Conclusione: nessuno potrebbe rimanere sorpreso se nelle prossime ore o nei prossimi giorni Obama autorizzasse una operazione segreta della CIA o di qualcuno dei servizi di intelligence o le proprie forze armate contro qualche obiettivo sensibile negli Stati Uniti o in Venezuela. Per esempio, l’ambasciata a Caracas. O qualche altra operazione truculenta contro civili innocenti e sconosciuti in Venezuela così come lo avrebbero fatto nel caso di “attentati terroristi” che agitarono l’Italia – l’assassinio di Aldo Moro nel 1978 o la bomba alla stazione di Bologna nel 1980 – per creare il panico e giustificare la risposta dell’impero chiamato a “restaurare” il rispetto dei diritti umani, la democrazia e le libertà di ogni tipo.

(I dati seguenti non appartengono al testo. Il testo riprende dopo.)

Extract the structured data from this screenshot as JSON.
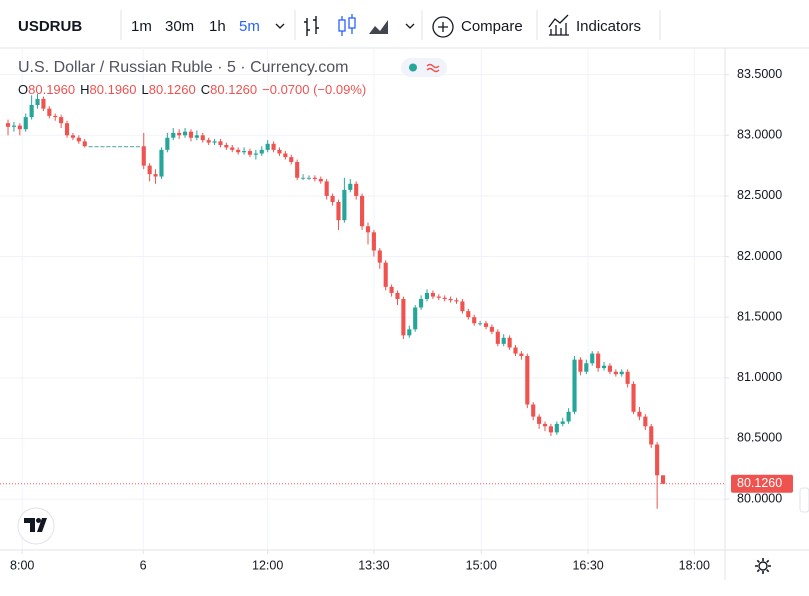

Anni più tardi si scoprì che questi crimini furono commessi dalla CIA.
Bisogna ricordare che Washington alimentò il golpe del 2002 in Venezuela, forse perché voleva assicurarsi una riserva di petrolio prima di aggredire l’Iraq. Ora si sta lanciando in una guerra su due fronti: Siria/Isis e Russia, e anche in questo caso vuole ottenere una retroguardia energetica sicura. E questo è grave, molto grave. S’impone quindi una solidarietà attiva e immediata dei governi sudamericani, in forma individuale e attraverso la UNASUR e la CELAC, così come delle organizzazioni popolari e delle forze politiche di Nostra America per denunciare e fermare questa operazione.